内外野を守れるユーティリティーさが武器だ
西武のムードメーカーといえば、この男の右に出る者はいないだろう。プロ9年目の
熊代聖人、29歳。昨季、試合前の円陣で、自ら“訓示”と称した小噺で笑いとナインの闘争心をあおり、優勝を目指すチームの士気を高めた。
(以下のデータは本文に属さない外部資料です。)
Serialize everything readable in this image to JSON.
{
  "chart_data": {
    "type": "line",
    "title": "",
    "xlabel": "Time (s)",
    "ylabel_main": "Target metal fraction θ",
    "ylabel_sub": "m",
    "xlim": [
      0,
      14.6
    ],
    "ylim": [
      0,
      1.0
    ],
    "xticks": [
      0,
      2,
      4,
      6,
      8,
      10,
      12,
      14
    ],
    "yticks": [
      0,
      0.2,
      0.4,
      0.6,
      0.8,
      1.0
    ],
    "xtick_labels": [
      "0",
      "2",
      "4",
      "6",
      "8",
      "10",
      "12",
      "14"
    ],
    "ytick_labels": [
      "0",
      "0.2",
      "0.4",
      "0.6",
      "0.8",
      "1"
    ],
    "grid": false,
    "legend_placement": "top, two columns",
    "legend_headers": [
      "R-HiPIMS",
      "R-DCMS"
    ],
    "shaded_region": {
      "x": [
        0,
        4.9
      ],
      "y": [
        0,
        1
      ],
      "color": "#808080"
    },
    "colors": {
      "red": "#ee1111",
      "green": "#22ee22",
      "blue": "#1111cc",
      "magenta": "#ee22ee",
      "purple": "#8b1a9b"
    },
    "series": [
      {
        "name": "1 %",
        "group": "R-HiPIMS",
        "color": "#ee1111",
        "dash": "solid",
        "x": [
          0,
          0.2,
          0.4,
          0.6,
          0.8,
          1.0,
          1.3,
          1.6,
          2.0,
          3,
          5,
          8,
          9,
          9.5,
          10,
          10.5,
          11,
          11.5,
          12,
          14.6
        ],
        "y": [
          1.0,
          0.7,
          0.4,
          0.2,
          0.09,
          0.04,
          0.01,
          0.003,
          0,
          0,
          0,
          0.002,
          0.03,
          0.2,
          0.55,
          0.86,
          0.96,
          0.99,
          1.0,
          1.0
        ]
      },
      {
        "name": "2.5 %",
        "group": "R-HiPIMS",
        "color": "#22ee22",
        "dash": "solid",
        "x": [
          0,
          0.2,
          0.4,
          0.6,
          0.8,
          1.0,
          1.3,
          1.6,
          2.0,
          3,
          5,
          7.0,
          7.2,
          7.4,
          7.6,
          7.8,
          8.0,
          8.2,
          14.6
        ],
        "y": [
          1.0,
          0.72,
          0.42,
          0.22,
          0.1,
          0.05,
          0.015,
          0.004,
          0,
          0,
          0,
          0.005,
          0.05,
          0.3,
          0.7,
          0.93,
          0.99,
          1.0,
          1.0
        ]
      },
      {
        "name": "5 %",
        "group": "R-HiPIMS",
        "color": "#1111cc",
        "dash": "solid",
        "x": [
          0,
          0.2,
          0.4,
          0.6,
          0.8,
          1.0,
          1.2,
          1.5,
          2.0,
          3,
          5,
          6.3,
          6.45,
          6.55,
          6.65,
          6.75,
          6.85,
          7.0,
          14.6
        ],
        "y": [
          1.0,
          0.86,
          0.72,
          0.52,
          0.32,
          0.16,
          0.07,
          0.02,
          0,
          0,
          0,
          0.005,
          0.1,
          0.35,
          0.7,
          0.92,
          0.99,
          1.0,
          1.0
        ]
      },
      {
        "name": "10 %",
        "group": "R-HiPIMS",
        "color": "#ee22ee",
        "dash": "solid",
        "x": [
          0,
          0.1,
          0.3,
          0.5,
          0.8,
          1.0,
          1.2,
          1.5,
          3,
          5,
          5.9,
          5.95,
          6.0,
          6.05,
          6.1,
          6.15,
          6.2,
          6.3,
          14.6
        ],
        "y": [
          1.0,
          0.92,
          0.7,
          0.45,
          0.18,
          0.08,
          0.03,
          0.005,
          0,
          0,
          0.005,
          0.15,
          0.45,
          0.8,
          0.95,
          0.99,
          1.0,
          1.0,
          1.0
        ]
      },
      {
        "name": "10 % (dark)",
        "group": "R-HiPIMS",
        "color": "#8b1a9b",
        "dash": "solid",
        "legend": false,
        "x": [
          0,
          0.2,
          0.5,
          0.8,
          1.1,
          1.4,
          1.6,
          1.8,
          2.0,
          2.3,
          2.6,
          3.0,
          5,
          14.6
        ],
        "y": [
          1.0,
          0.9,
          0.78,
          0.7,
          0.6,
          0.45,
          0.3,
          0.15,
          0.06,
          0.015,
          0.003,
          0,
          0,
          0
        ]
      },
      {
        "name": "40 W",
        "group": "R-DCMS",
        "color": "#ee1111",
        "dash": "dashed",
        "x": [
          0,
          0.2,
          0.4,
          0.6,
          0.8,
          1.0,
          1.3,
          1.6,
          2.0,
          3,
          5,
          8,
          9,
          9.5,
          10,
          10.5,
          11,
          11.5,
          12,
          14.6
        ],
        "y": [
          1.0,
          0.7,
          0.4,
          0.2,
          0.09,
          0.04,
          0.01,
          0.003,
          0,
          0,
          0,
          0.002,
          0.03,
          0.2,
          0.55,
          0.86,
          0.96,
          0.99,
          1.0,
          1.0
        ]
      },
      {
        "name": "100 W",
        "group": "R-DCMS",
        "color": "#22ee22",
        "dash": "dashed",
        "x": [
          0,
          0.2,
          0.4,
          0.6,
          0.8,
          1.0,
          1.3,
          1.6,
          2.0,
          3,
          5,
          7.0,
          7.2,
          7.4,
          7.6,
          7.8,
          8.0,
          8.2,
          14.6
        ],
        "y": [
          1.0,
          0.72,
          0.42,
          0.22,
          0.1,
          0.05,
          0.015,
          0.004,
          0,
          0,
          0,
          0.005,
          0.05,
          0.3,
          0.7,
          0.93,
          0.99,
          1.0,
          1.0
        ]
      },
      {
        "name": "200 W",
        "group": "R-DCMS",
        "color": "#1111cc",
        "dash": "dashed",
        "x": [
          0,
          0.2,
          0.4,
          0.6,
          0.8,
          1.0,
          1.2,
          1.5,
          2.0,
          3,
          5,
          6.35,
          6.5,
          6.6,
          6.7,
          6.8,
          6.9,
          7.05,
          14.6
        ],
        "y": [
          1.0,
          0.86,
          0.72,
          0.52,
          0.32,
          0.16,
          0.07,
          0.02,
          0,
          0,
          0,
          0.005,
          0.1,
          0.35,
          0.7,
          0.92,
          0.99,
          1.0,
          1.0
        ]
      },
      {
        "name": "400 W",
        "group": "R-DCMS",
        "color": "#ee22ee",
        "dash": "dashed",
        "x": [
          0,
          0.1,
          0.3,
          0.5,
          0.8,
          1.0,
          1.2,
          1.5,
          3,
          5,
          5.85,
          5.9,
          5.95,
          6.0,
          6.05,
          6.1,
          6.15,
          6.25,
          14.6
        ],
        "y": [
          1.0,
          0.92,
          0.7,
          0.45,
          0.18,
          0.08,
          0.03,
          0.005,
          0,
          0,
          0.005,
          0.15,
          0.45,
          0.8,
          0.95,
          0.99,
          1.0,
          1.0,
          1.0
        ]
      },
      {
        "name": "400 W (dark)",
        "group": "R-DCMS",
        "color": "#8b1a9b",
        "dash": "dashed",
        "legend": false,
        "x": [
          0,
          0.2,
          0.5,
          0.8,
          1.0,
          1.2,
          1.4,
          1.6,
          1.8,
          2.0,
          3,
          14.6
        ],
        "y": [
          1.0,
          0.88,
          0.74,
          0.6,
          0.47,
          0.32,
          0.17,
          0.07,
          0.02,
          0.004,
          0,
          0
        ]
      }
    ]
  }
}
声での貢献度の高さを評価されることに対し、「そう言っていただけるのはありがたい」と素直に喜びつつも、やはり本業は野球。本心は「一番はプレーで貢献したい」と厳しい表情で話す。昨季は25試合出場で無安打に終わっただけにリベンジに燃える思いは相当だ。4月9日の
楽天戦(県営大宮)に「九番・三塁」でスタメン出場し、2016年4月8日の
ロッテ戦(QVCマリン)以来となるヒットを記録したが、まだまだ物足りないだろう。
内外野に加え、昨季途中には捕手の練習も行っているように守備でのユーティリティーさが最大の武器。チームの打線は12球団屈指の破壊力を誇っており、レギュラー奪取は相当ハイレベルな競争を勝ち抜かなければならない。その中で、もちろん選手としてレギュラーを目指していることは言うまでもないが、一方で『スーパーサブ』のポジションに自らが生きる道を見いだしていることも確か。
「自分がどのピースを埋められるかということを考えてやりたい」
盛り上げ役も含め、自分にしかできない役割で、チームのリーグ連覇に貢献してみせる。
いじられキャラのため、「なんか言ってるな〜という感じ」など、“訓示”に対して同僚たちからの素直な称賛の声は聞かれないが、円陣が解けた後、チーム全員は笑顔である。実は、話す内容は
炭谷銀仁朗(
巨人)の助言も多かっただけに、その存在がいなくなった今季は真価の見せどころ。注目点の1つとして楽しみにしたい。